Varlığın Dairesel Modeli

 

Tasavvufta varlığın dairesel bir yapıya sahip olduğu ifade edilmektedir. Bu yapıyı İbn Arabî  Hazretleri Fütûhât-ı Mekkiyye adlı kitabında (Cilt 12, s.320) aşağıdaki şekilde göstermektedir.

 

 

 

 

 

 

 

 

 

 

 

 

 

 

İbn Arabî Hazretlerine göre, dairenin merkezinde Hakk vardır. Yani merkez noktada bütün alemlerin Rabbi vardır. Dairenin çevresinin dışında ise imkansız olan Yokluk vardır. Dairenin merkezi ile dairenin çevresinin dışında kalan yokluk arasında bütün mümkünler vardır. Yani bütün alemlerin varlıkları daire merkezi ile daire dışındaki yokluk arasındadır. Dairenin yarıçapı Allah Teâlâ’nın yaratmasının genişliğidir. Geometrik olarak daireyi tanımlayan onun merkez noktasıdır. Dolayısıyla daire bir noktayla ortaya çıkmıştır. Bunun anlamı ise bütün mümkünlerin Hakk sebebi ile ortaya çıktıklarıdır.

Nokta çevrenin varlık sebebiyken, çevre noktanın bilinme sebebidir. Çünkü bir dairenin oluşması için önce onun merkez noktasının bilinmesi gerekir. Dairenin çevresi bilinirse dairenin merkezi de bilinmiş olur. Bu geometrik olarak kolaylıkla bulunabilir. Dairenin iki kirişinin orta dikmelerinin kesim noktası merkezi verir.

Bu yapıda bir dualite mevcuttur. Şöyle ki, nokta çevrenin varlık sebebiyken, çevre noktanın bilinme sebebidir. Buna göre nokta Hak ve halk, çevrede Hak ve halktır. Çünkü, nokta ve çevre  birbirleriyle karşılıklı olarak ilişkilidir.

Tasavvuf açısından, dairenin çevresi bilgi bakımından noktayı korurken, nokta (merkez) varlık bakımından çevreyi korur. Bunların hepsi görülen ve görendir. İnsan indirilmiş zikirdir. Öyleyse korunan sensin. Zikir ancak seninle indi. Öyleyse koruyanda sensin. Bu dualite şu ayette dile getirilmiştir: ‘Şahid ve meşhuddur’ (Buruc suresi, ayet 3).
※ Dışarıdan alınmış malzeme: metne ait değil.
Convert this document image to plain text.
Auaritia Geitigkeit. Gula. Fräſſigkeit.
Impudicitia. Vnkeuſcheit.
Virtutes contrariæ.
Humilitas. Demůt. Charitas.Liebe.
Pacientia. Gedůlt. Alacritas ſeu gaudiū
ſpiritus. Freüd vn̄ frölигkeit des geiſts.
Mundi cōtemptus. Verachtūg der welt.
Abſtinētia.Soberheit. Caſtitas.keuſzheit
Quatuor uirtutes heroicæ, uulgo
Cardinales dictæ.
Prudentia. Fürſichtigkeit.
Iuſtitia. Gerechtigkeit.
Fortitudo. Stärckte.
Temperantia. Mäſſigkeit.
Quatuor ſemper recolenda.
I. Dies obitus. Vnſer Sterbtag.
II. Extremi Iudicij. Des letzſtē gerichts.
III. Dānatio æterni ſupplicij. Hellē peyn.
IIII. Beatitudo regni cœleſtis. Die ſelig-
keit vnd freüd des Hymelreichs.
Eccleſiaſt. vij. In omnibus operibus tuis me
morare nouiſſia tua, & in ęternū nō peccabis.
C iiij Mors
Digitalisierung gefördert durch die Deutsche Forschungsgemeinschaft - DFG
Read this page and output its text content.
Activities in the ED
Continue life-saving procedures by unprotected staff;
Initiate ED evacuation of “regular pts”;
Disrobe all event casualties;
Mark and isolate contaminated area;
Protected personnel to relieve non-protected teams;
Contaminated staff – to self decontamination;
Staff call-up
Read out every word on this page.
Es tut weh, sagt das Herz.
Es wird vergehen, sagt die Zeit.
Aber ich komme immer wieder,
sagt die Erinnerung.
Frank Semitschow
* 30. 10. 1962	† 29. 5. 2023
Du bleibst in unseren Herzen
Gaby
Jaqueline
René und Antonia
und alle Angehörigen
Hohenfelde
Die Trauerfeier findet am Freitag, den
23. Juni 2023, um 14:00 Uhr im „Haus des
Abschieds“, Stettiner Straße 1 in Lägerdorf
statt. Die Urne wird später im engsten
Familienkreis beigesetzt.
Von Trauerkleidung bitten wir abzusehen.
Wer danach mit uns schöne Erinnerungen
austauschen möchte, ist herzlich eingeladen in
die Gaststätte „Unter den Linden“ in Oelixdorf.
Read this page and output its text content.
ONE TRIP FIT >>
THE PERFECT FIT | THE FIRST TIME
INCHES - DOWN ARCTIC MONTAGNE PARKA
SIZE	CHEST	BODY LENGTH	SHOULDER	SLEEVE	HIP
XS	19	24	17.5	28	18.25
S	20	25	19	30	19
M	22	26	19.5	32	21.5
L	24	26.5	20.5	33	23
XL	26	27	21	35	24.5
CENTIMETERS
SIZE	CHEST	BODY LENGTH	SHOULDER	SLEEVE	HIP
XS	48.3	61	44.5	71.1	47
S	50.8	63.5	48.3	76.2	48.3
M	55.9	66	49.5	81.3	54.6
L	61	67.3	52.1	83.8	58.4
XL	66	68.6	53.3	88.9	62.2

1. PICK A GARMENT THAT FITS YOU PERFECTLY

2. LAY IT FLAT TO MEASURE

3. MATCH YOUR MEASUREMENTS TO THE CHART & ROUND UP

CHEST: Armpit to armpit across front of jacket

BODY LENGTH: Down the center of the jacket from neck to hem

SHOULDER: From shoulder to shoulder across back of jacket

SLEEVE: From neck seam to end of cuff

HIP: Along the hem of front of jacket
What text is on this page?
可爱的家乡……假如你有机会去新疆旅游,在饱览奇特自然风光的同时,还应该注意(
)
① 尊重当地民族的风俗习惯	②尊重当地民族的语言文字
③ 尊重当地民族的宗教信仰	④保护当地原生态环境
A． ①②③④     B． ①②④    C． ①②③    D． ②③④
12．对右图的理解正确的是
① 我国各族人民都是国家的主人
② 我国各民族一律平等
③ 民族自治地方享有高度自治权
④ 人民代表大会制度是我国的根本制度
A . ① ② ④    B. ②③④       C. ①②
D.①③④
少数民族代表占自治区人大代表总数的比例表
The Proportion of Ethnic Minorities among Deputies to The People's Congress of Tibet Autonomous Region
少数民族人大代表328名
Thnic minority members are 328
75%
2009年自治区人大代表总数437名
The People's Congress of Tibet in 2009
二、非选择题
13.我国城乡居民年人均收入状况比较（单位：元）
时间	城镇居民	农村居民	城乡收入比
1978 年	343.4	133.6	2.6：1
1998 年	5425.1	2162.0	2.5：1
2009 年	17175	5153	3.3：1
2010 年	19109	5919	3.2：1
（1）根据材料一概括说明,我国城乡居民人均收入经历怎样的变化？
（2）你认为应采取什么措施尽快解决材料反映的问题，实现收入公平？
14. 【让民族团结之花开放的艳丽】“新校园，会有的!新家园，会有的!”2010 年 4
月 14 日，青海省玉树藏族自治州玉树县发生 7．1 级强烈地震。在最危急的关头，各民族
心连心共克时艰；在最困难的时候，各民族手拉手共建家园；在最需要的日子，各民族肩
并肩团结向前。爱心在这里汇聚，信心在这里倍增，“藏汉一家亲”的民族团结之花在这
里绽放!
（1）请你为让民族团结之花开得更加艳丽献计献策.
Dairelerin sayısı ne kadar çok olursa olsun, bir daire ortaya çıktığında, daireleri ortaya çıkaran ilk daire, ortaya çıkan dairede bilinmeden ve idrak edilmeden gizli bir şekilde kalır. Çünkü kendisinden uzak veya yakın olsun. Her daire onun suretindedir. Sonradan ortaya çıkan dairelerin sayısı cinslerin hazinelerinin sayısı kadardır.  Her daire hakkında ‘gördün – görmedin’ hükmü vardır. İşte bu şehadet içinde gaybdır. Yani her eşya varlığı boyunca bir dairesel hareket yapar. Varlığı boyunca eşyanın bir görünen zahiri tarafı, bir de görülmeyen batını tarafı vardır.

Varlığın dairesel modelinden şunları söyleyebiliriz: Bu modelde, başlangıç ile son birbiri ile bağlanmıştır. Başlangıç ile son arasında bağlayıcı bir sebep ve geçerli – tutucu bir bağ olmasaydı  daire tamamlanmazdı. Başlangıç ve son arasındaki  bu bağ ile, birisi diğeri vasıtasıyla bilinmiş  ve son başlangıcın hükmüne göre sabit denilmiştir. Buna göre son başlangıcın aynısıdır. Bu zorunlu ve doğru bir hükümdür.

İnsan türeyen cinslerin içinde en sonuncusudur. Bu itibarla, yukarıdaki daire modeline göre insan, aklın benzeridir ve ona bağlanmıştır. Çünkü dairenin başlangıcı İlk Aklın var olmasıdır. Bir rivayette, ilk aklın Allah’ın  yarattığı ilk şey olduğu bildirilmiştir. Şu halde ilk akıl ilk cinstir ve cinslerin yaratılması insan türünde sona ermiştir. Böylece daire tamamlanmış ve dairenin sonu başına bitişip daire meydana geldiği gibi, insan da ilk akılla bitişmiştir. Söz konusu dairenin iki ucu arasında ise Allah’ın yaratmış olduğu alemin bütün cinsleri bulunur. Bu iki uç aynı zamanda kalem olan ilk akıl ve son varlık olan insandır.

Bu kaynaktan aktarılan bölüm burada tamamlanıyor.